II. To organize suitable functional literacy/vocational training programmes and recreational facilities after working hours for the overall development of the working children.

Child Sex Workers (Child Prostitution)

I. To contain the social evil of child prostitution, action will be initiated to bring forth specific amendments in the Immoral Traffic (Prevention) Act, 1956 (as amended in 1986) with stringent punishment for those involved in it.

II. To introduce a rehabilitation package for those weaned out/withdrawn from the profession not only to keep them away from profession but also to keep them tied with alternative developmental avenues.

Street Children

I. To curb the growing problem of Street Children, the Juvenile Justice Act, 1986 will be enforced more effectively.

II. Special priority to non-institutional services so as to restore the children either back to their own families or place them with foster families.

III. Non-institutional services for those who are des­titute, parentless or whose parents are suffering from infectious/communicable diseases.

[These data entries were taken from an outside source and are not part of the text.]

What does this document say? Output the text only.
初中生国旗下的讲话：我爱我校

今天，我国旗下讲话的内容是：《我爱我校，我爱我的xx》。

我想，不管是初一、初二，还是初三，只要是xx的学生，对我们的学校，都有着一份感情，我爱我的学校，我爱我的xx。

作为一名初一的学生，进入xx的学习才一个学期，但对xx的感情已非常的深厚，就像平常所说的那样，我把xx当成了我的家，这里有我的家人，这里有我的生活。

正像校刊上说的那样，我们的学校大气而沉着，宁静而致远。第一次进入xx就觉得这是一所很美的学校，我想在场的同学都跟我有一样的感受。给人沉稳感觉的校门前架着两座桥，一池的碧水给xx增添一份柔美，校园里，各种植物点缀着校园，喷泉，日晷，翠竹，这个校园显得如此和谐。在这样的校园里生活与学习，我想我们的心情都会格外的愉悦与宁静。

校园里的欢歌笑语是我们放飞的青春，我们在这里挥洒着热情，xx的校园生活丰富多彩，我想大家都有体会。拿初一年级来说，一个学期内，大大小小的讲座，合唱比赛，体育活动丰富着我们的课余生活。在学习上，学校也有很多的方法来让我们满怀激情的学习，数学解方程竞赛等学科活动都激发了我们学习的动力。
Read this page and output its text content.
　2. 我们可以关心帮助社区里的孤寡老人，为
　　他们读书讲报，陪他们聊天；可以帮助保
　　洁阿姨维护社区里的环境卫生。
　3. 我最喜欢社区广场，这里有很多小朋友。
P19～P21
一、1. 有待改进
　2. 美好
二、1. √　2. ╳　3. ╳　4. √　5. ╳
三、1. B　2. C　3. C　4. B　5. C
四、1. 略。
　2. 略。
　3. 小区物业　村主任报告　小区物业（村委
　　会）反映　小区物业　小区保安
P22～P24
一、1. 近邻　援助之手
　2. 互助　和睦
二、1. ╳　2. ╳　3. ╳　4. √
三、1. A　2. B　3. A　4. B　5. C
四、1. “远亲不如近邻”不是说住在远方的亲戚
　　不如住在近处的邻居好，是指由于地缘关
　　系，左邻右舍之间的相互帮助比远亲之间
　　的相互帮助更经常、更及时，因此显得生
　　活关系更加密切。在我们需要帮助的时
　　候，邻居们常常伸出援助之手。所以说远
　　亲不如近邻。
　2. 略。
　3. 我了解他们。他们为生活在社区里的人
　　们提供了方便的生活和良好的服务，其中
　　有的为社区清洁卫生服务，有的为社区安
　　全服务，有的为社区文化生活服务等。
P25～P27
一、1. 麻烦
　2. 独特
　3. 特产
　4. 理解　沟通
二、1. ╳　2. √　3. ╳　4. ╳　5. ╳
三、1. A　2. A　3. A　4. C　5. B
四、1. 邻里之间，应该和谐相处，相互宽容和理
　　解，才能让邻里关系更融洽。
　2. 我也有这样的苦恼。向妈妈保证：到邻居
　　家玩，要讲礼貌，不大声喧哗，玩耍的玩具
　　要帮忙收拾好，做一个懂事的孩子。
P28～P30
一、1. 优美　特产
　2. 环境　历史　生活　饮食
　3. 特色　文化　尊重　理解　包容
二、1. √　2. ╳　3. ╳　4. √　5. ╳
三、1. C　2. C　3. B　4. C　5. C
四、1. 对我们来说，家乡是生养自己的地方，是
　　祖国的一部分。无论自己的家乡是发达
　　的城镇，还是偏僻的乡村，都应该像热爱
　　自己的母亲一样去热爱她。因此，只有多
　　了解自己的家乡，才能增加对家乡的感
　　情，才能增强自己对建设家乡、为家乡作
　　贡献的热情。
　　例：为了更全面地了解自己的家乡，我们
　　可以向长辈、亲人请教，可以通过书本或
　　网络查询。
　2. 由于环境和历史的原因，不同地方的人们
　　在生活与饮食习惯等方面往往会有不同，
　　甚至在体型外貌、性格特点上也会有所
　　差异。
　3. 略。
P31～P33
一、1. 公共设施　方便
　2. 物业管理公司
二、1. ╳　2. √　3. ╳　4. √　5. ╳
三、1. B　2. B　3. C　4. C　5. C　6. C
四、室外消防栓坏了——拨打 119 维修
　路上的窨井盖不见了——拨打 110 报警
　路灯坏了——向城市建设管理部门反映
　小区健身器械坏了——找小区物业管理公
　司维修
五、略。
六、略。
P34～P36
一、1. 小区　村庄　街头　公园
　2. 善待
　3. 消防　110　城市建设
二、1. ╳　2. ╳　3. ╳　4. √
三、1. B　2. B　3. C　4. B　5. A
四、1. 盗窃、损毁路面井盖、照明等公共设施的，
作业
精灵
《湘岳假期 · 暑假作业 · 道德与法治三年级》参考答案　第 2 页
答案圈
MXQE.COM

7. Five-Year Plan Objectives and Strategies


I. To place the young child at the top of the country’s developmental agenda with a special focus on the Girl Child.

II. To reaffirm its priority for the development of early childhood services as an investment in country’s Human Resource Development.


I. To institute a National Charter for Children en­suring that no child remains illiterate, hungry or lacks medical care.

II. Acknowledge that the first six years is crucial for the development of children. Therefore greater stress will be laid on reaching the young children below two years.

III. To arrest the declining sex ratio and curb its related problems of female foeticide and female infanticide and thus ensure “survival, protection and development of children”.

IV. To bring down the IMR below 60 and CMR below 10 by 2002 A.D.

V. To universalize the Nutrition Supplementary Feed­ing Programmes to fill the existing gaps in respect of both pre-school and school-children and expect­ant and nursing mothers with a special focus on the girl child and the adolescent girl.

VI. To universalize ICDS as the main-stay of NinthPlan for promoting the overall development of the young children especially the girl child and the mothers all over the country.

VII. To give special thrust on health, nutrition and education.

VIII. To develop linkages between the primary schools and of the child care services to promote educational opportunities for the girl child.